Parmelin Guy · Bundesrat · 2023-05-02
Parmelin Guy · Bundesrat · Waadt · 2023-05-02
Wortprotokoll
La question de savoir si, du point de vue d'une loi donnée, on est en présence d'un contrat de travail et si les dispositions correspondantes sont applicables est à trancher en fonction de la situation concrète. Dans le cas de l'économie de plateforme, il s'agit de savoir si on est en présence d'une activité indépendante ou dépendante selon le droit des assurances sociales et de l'obligation en découlant de verser des cotisations, qui est au centre de l'intérêt public. Les caisses de compensation sont compétentes pour rendre des décisions sur cette question, et ces dernières peuvent être contestées jusqu'au Tribunal fédéral.
C'est d'ailleurs cette question qui a été tranchée par ce même Tribunal fédéral dans les arrêts du 16 février 2023 - c'est tout récent -, dans des affaires datant de 2014 concernant Uber. Pour faire valoir le respect des droits conférés par le droit privé du travail, comme le droit aux vacances, les travailleurs qui se voient privés de ce droit doivent porter leur cas devant les tribunaux et utiliser les voies de droit ordinaires.

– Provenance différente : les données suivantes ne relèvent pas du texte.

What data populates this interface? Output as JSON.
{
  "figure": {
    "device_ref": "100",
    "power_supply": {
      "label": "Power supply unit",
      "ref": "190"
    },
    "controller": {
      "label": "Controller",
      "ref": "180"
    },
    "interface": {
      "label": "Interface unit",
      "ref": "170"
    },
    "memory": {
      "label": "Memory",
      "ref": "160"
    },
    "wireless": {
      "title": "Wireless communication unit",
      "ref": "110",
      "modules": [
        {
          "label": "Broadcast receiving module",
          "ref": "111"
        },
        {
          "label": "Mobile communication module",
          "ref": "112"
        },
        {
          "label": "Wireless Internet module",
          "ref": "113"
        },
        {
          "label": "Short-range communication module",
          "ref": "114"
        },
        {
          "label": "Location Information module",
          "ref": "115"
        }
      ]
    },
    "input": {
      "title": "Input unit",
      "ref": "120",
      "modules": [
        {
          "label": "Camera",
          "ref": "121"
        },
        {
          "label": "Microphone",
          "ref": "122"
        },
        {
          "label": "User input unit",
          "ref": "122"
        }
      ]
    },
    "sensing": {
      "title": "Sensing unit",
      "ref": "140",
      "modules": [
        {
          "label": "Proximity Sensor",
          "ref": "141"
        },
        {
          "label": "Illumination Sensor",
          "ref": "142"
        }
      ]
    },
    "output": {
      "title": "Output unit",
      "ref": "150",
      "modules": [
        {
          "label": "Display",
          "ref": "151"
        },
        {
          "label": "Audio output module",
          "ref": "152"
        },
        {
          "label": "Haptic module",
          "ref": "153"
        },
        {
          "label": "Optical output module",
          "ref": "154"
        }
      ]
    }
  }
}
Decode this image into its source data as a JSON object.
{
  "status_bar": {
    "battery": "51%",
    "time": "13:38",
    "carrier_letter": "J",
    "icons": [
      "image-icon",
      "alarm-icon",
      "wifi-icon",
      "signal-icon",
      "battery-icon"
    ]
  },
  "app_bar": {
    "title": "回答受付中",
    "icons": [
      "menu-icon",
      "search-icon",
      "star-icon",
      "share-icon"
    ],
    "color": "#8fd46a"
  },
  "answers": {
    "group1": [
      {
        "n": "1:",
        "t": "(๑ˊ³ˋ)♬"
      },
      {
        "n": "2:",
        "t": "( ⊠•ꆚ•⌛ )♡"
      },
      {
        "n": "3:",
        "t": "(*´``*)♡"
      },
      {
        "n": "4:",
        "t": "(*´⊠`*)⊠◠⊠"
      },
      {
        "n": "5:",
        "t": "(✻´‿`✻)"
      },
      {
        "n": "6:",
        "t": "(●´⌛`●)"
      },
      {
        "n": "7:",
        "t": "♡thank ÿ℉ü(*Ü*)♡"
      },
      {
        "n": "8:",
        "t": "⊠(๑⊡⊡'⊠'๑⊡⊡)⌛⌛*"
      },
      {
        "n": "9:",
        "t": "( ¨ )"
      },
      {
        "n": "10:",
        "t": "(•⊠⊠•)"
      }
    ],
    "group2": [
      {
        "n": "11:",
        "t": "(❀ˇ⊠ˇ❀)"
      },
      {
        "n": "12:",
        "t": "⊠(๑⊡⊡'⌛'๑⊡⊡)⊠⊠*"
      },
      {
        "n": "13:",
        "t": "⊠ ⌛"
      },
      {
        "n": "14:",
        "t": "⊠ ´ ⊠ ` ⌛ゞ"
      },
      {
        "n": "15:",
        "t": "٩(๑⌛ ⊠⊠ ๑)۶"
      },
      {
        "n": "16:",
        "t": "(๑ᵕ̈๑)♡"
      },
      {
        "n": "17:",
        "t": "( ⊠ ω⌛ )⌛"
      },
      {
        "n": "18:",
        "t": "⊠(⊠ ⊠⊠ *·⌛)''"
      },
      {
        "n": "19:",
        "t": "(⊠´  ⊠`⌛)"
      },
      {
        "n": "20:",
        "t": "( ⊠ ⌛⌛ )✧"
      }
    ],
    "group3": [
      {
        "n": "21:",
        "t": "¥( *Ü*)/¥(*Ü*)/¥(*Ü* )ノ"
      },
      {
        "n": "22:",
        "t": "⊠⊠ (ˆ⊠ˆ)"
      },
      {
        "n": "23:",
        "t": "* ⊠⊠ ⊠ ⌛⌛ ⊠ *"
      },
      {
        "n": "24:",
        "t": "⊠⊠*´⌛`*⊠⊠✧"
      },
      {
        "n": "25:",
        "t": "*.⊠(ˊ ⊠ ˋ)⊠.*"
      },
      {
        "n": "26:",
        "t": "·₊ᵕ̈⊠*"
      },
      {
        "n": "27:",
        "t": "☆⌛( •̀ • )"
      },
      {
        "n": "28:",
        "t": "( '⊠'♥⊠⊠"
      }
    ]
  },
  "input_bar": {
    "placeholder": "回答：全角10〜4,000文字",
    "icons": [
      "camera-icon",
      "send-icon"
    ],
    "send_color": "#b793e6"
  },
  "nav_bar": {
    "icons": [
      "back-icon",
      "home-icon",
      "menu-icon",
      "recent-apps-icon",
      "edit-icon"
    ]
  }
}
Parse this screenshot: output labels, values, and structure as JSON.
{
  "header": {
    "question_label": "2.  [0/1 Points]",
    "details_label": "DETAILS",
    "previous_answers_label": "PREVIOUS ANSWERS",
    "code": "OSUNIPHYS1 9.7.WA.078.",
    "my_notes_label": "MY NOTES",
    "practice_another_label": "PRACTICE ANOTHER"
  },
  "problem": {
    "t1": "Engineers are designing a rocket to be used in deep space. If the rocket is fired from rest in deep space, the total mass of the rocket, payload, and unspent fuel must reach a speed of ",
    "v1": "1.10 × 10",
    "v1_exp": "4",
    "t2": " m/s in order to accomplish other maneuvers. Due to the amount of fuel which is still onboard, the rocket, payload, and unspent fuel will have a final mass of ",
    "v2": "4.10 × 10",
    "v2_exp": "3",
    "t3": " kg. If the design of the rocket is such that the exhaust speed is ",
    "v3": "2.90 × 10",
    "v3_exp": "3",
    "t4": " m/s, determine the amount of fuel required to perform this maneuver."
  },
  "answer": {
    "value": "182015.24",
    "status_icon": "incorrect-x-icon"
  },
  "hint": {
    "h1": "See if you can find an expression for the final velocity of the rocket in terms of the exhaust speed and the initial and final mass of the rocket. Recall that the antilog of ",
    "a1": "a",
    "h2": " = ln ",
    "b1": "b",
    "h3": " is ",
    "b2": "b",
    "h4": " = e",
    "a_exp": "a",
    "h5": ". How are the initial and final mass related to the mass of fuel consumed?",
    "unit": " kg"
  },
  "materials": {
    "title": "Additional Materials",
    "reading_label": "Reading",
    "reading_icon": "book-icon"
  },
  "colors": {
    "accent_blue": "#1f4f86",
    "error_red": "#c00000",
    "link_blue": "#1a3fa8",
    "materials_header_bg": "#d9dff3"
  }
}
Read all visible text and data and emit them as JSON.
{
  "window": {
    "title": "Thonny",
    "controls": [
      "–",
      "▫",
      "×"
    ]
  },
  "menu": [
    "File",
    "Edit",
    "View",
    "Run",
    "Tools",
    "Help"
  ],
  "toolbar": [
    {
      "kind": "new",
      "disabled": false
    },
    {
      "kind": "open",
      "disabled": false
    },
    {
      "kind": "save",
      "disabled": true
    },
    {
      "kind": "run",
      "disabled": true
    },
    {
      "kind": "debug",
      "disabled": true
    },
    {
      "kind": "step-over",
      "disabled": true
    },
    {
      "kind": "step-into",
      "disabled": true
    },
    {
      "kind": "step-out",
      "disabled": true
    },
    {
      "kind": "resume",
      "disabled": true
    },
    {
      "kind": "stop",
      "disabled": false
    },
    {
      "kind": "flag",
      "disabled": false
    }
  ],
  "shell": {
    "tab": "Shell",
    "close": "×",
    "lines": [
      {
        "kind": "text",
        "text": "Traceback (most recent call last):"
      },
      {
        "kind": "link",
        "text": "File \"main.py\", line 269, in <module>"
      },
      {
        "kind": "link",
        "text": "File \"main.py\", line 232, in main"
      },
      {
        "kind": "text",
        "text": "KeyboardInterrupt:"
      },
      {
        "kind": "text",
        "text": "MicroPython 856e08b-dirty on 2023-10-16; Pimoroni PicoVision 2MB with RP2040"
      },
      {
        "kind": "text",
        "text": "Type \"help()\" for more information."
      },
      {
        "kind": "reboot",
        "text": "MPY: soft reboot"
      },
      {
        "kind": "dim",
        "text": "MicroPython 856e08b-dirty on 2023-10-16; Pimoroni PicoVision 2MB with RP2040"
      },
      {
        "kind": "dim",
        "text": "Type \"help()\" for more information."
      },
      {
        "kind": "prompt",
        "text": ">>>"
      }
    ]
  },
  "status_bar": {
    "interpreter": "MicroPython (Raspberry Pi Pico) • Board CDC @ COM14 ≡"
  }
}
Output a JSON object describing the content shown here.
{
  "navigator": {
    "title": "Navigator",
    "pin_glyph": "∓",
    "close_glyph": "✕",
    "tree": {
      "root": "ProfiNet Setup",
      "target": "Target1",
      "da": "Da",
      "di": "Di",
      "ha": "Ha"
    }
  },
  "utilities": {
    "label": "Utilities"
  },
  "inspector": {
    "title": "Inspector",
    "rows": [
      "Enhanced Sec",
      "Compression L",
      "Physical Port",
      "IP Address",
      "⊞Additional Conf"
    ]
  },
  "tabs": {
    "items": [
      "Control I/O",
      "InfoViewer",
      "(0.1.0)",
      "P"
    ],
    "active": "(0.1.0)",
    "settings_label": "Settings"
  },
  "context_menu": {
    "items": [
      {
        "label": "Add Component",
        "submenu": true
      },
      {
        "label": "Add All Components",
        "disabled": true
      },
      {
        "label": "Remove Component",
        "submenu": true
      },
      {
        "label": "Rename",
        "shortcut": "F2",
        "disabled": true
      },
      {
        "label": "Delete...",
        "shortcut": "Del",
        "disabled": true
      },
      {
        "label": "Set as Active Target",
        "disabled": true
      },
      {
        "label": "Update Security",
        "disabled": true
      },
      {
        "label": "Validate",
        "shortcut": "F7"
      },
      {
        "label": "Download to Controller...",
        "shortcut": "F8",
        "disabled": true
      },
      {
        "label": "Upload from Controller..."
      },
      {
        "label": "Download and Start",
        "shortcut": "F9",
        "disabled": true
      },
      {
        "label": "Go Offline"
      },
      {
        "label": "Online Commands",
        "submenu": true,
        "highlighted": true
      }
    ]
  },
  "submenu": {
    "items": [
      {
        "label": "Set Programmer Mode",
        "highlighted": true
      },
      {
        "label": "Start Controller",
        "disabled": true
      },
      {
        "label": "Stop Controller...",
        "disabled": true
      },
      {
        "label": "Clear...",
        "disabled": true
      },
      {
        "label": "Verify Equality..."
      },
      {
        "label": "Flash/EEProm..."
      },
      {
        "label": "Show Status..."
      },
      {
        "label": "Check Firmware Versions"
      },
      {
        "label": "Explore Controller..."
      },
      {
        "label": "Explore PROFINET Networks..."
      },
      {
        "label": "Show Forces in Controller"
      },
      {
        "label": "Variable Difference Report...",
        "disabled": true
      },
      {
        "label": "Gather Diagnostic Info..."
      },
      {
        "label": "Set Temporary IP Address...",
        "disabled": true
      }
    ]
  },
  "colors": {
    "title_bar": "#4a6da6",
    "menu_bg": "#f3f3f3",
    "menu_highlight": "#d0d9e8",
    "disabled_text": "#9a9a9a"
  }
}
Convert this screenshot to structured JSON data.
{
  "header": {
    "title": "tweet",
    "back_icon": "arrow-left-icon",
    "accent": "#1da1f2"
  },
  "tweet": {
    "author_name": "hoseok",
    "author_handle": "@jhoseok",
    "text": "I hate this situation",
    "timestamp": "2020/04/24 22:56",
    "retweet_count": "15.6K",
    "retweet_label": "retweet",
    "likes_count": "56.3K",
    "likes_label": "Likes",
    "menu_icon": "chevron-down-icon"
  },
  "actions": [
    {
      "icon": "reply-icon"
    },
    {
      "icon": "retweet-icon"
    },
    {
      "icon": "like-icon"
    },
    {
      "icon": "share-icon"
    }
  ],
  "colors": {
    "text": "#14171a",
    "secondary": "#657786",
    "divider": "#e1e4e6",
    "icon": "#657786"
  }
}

Le jugement en appel du tribunal cantonal du canton de Vaud du 23 avril 2020, cité dans le texte de la motion, prouve que ces mécanismes fonctionnent. Pour vérifier le respect des conditions de salaire et de travail usuelles en Suisse, les cantons sont chargés de procéder à des contrôles dans le cadre des mesures d'accompagnement. En cas de besoin, ils fixent, selon leur propre appréciation, des branches en observation renforcée au niveau cantonal, dans lesquelles ils effectuent des contrôles supplémentaires. [PAGE 769]
Ainsi certains cantons ont placé, ces dernières années, des entreprises ou des branches de l'économie de plateforme en observation dite renforcée. Toutefois, ici aussi, seuls les tribunaux peuvent décider de manière définitive si une activité lucrative constitue une activité salariée ou indépendante.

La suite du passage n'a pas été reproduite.